Toronto's stock market will nudge higher over the rest of the year, but investors will need to wait until the second half of 2020 for the index to better April's record peak as global trade tensions weigh on company earnings, a Reuters poll found. The median forecast from a survey of 26 portfolio managers and strategists polled was for the Toronto market to rise 1.3% from last week's close to 16,445 by December.
"It looks like we have moved into a common seasonal soft patch that could run through to October depending on how long it takes to get US-China trade talks and Brexit sorted out," said Colin Cieszynski, chief market strategist at SIA Wealth Management. "The longer uncertainty drags, the more of a negative impact tensions could have on stocks." No further gains are seen in the first half of next year, but the index is then expected to move above the April 2019 high of 16,673 to reach 17,200 by the end of 2020.
A protracted trade war between the United States and China could hurt the Toronto market because the index has a heavy weighting in energy and mining shares that are sensitive to prospects for global growth.

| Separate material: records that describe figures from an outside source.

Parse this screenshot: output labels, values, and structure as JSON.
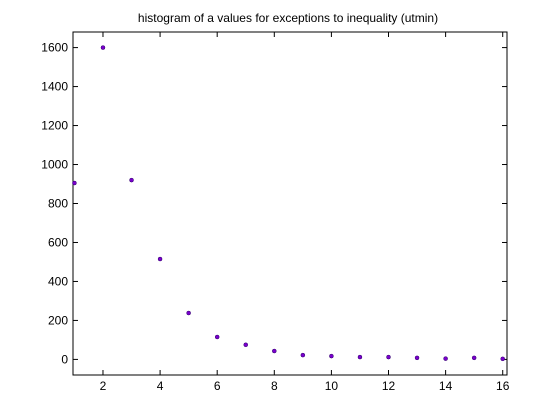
{
  "chart_data": {
    "type": "scatter",
    "title": "histogram of a values for exceptions to inequality (utmin)",
    "xlabel": "",
    "ylabel": "",
    "xlim": [
      0.95,
      16.15
    ],
    "ylim": [
      -80,
      1680
    ],
    "grid": false,
    "marker_color": "#7a00cc",
    "x_ticks": [
      2,
      4,
      6,
      8,
      10,
      12,
      14,
      16
    ],
    "y_ticks": [
      0,
      200,
      400,
      600,
      800,
      1000,
      1200,
      1400,
      1600
    ],
    "series": [
      {
        "x": [
          1,
          2,
          3,
          4,
          5,
          6,
          7,
          8,
          9,
          10,
          11,
          12,
          13,
          14,
          15,
          16
        ],
        "y": [
          905,
          1600,
          920,
          515,
          238,
          115,
          75,
          43,
          22,
          17,
          12,
          12,
          8,
          4,
          8,
          3
        ]
      }
    ]
  }
}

The price of oil, one of Canada's major exports, has fallen well over 10% since April. "Earnings expectations still remain too high, and estimate revisions have started to move lower in the past several weeks, which should put further pressure on index returns," said Mike Archibald, associate portfolio manager at AGF Investments.
Even after pulling back since April, the TSX has climbed more than 13% since the start of the year, outpacing the S&P 500. It has included a 40% gain for the technology group, led by a near-doubling in the share price of commerce platform company Shopify Inc. The health care sector, which includes cannabis producers, has done even better, up 43%. But investors say the pace of gains for the TSX so far this year would likely not continue.
"We are defensively positioned favoring sectors with higher visible earnings and lower volatility such as utilities," said Manash Goswami, a portfolio manager at First Asset ETFs. "The biggest risk to the markets in my opinion is a combination of a slowdown in global growth and corporate profits." Chances of a recession in Canada, where household debt loads are at record levels, in 12 months were 20%, rising to 27.5% in the next two years, a Reuters poll taken in April found.
The Bank of Canada lowered in April its 2019 growth forecast for Canada to 1.2% and abandoned language pointing to further interest rate hikes. Economists see a 40% chance the central bank will cut rates by the end of 2020, a Reuters poll showed last Friday. Meanwhile, money markets expect a rate cut from the Federal Reserve as early as December. Should central banks ease that could help stocks.